More often than not, conservators work with old materials. Wood, stone, ceramic – humans have used them for so long we know how they age, how they were historically repaired, and how modern conservation treatments might fare over time. Conservators at the National Air and Space Museum have no such luxury. They deal with entire World War II aircraft, or the complex, completely unique plastic and textile layers in a spacesuit. Their collection has literally been to the Moon and back.
Collections like this fascinate me. Working remotely or in person, I hoped I could contribute to one of these uniquely Air and Space projects. Hopefully something a bit unknown or cutting edge, or something I could sink my teeth into. And boy, did they deliver.
The objects that have occupied my last three months are aircraft recognition models, used in the second World War to train civilians and soldiers to identify military airplanes. The models are all small, plastic, and painted a matte black with very few details or distinguishing features – essentially the silhouettes of planes. These little planes appear relatively unassuming, especially compared to their life-sized counterparts or the more elaborate models in the Museum's collection. They are remarkable more for their historical significance than their dramatic appearance. That, and the fact that they are literally crumbling to dust before our eyes.

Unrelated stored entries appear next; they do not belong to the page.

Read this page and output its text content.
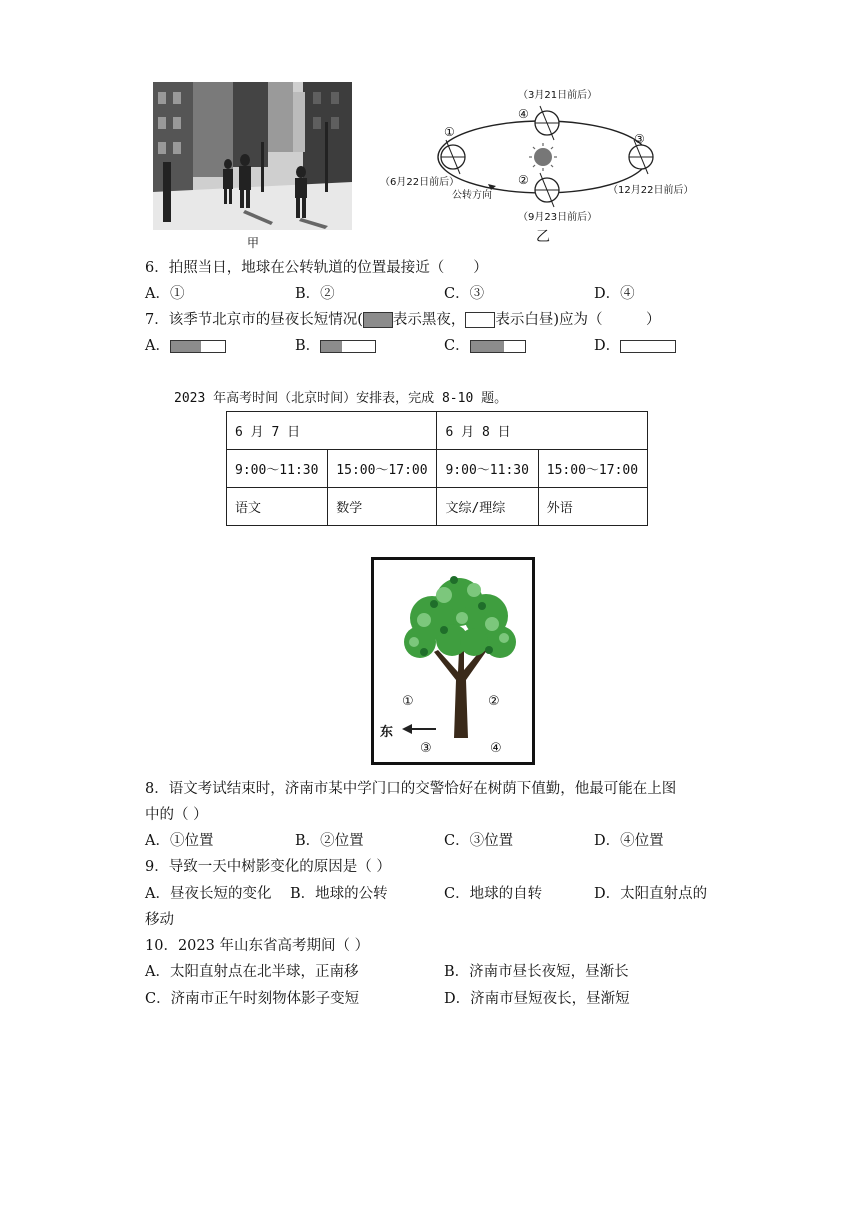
甲
①
④
③
②
（3月21日前后）
（6月22日前后）
（12月22日前后）
（9月23日前后）
公转方向
乙
6．拍照当日，地球在公转轨道的位置最接近（　　）
A．①	B．②	C．③	D．④
7．该季节北京市的昼夜长短情况( 表示黑夜， 表示白昼)应为（　　　）
A．	B．	C．	D．
2023 年高考时间（北京时间）安排表，完成 8-10 题。
6 月 7 日		6 月 8 日	
9:00～11:30	15:00～17:00	9:00～11:30	15:00～17:00
语文	数学	文综/理综	外语
①	②
③	④
东
8．语文考试结束时，济南市某中学门口的交警恰好在树荫下值勤，他最可能在上图
中的（ ）
A．①位置	B．②位置	C．③位置	D．④位置
9．导致一天中树影变化的原因是（ ）
A．昼夜长短的变化 B．地球的公转	C．地球的自转	D．太阳直射点的
移动
10．2023 年山东省高考期间（ ）
A．太阳直射点在北半球，正南移	B．济南市昼长夜短，昼渐长
C．济南市正午时刻物体影子变短	D．济南市昼短夜长，昼渐短
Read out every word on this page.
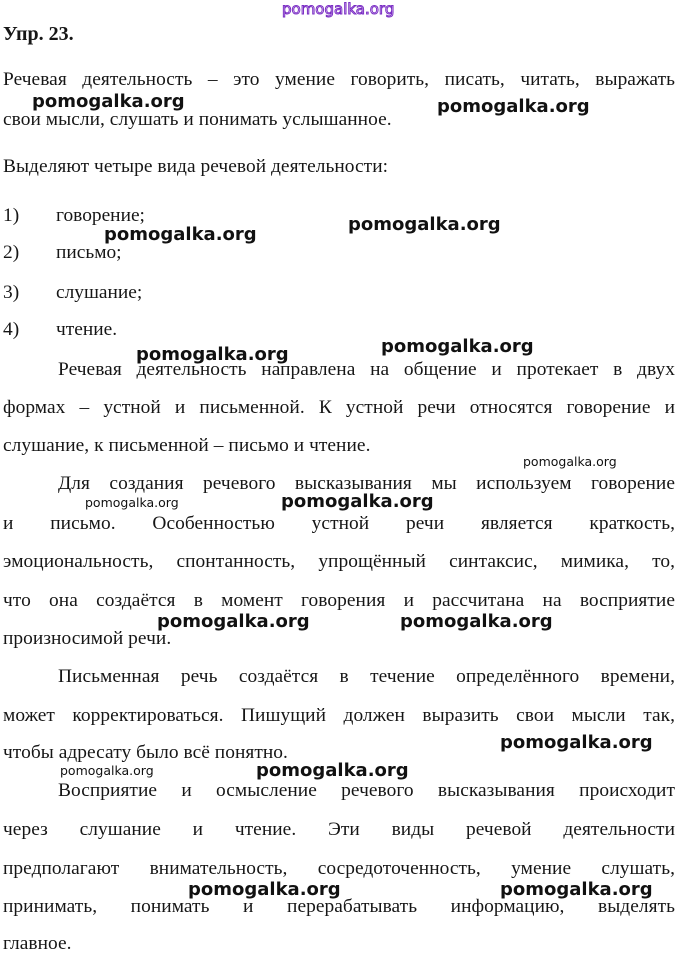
pomogalka.org
Упр. 23.
Речевая деятельность – это умение говорить, писать, читать, выражать
свои мысли, слушать и понимать услышанное.
Выделяют четыре вида речевой деятельности:
1) говорение;
2) письмо;
3) слушание;
4) чтение.
Речевая деятельность направлена на общение и протекает в двух
формах – устной и письменной. К устной речи относятся говорение и
слушание, к письменной – письмо и чтение.
Для создания речевого высказывания мы используем говорение
и письмо. Особенностью устной речи является краткость,
эмоциональность, спонтанность, упрощённый синтаксис, мимика, то,
что она создаётся в момент говорения и рассчитана на восприятие
произносимой речи.
Письменная речь создаётся в течение определённого времени,
может корректироваться. Пишущий должен выразить свои мысли так,
чтобы адресату было всё понятно.
Восприятие и осмысление речевого высказывания происходит
через слушание и чтение. Эти виды речевой деятельности
предполагают внимательность, сосредоточенность, умение слушать,
принимать, понимать и перерабатывать информацию, выделять
главное.
pomogalka.org	pomogalka.org
pomogalka.org
pomogalka.org
pomogalka.org
pomogalka.org
pomogalka.org
pomogalka.org
pomogalka.org
pomogalka.org	pomogalka.org
pomogalka.org
pomogalka.org	pomogalka.org
pomogalka.org	pomogalka.org
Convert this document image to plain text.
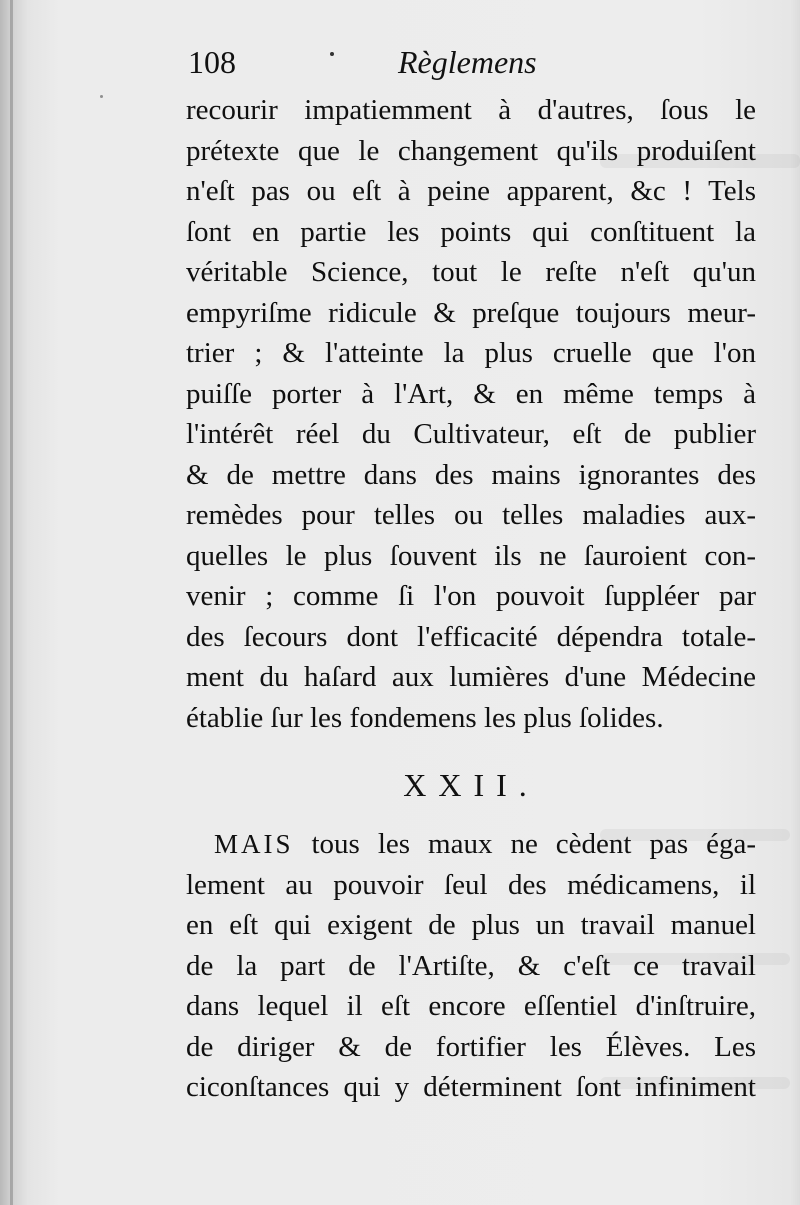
108	Règlemens
recourir impatiemment à d'autres, ſous le
prétexte que le changement qu'ils produiſent
n'eſt pas ou eſt à peine apparent, &c ! Tels
ſont en partie les points qui conſtituent la
véritable Science, tout le reſte n'eſt qu'un
empyriſme ridicule & preſque toujours meur-
trier ; & l'atteinte la plus cruelle que l'on
puiſſe porter à l'Art, & en même temps à
l'intérêt réel du Cultivateur, eſt de publier
& de mettre dans des mains ignorantes des
remèdes pour telles ou telles maladies aux-
quelles le plus ſouvent ils ne ſauroient con-
venir ; comme ſi l'on pouvoit ſuppléer par
des ſecours dont l'efficacité dépendra totale-
ment du haſard aux lumières d'une Médecine
établie ſur les fondemens les plus ſolides.
XXII.
MAIS tous les maux ne cèdent pas éga-
lement au pouvoir ſeul des médicamens, il
en eſt qui exigent de plus un travail manuel
de la part de l'Artiſte, & c'eſt ce travail
dans lequel il eſt encore eſſentiel d'inſtruire,
de diriger & de fortifier les Élèves. Les
ciconſtances qui y déterminent ſont infiniment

These models were part of a massive federal effort in aircraft recognition early in World War II. With Japan's attack on Pearl Harbor, the United States was suddenly at war, the Homefront was born, and there was an immediate and urgent need to identify airplanes. Almost overnight, the military needed to train soldiers – and civilians – to distinguish enemy from allied aircraft in a matter of seconds. Aircraft recognition became a major part of the war effort, and models were a critical training component.
Air and Space has over 800 of these recognition models representing over 220 types of aircraft, Allied and Axis alike, most mass produced by injection molding cellulose acetate plastic. After eighty years, these models are deteriorating spontaneously and catastrophically. The plastic fractures internally, almost as if they shred themselves from the inside out. In the most severe cases the model all but disintegrates, leaving a wing, tail, or stabilizer as the only indication that the object was once an airplane.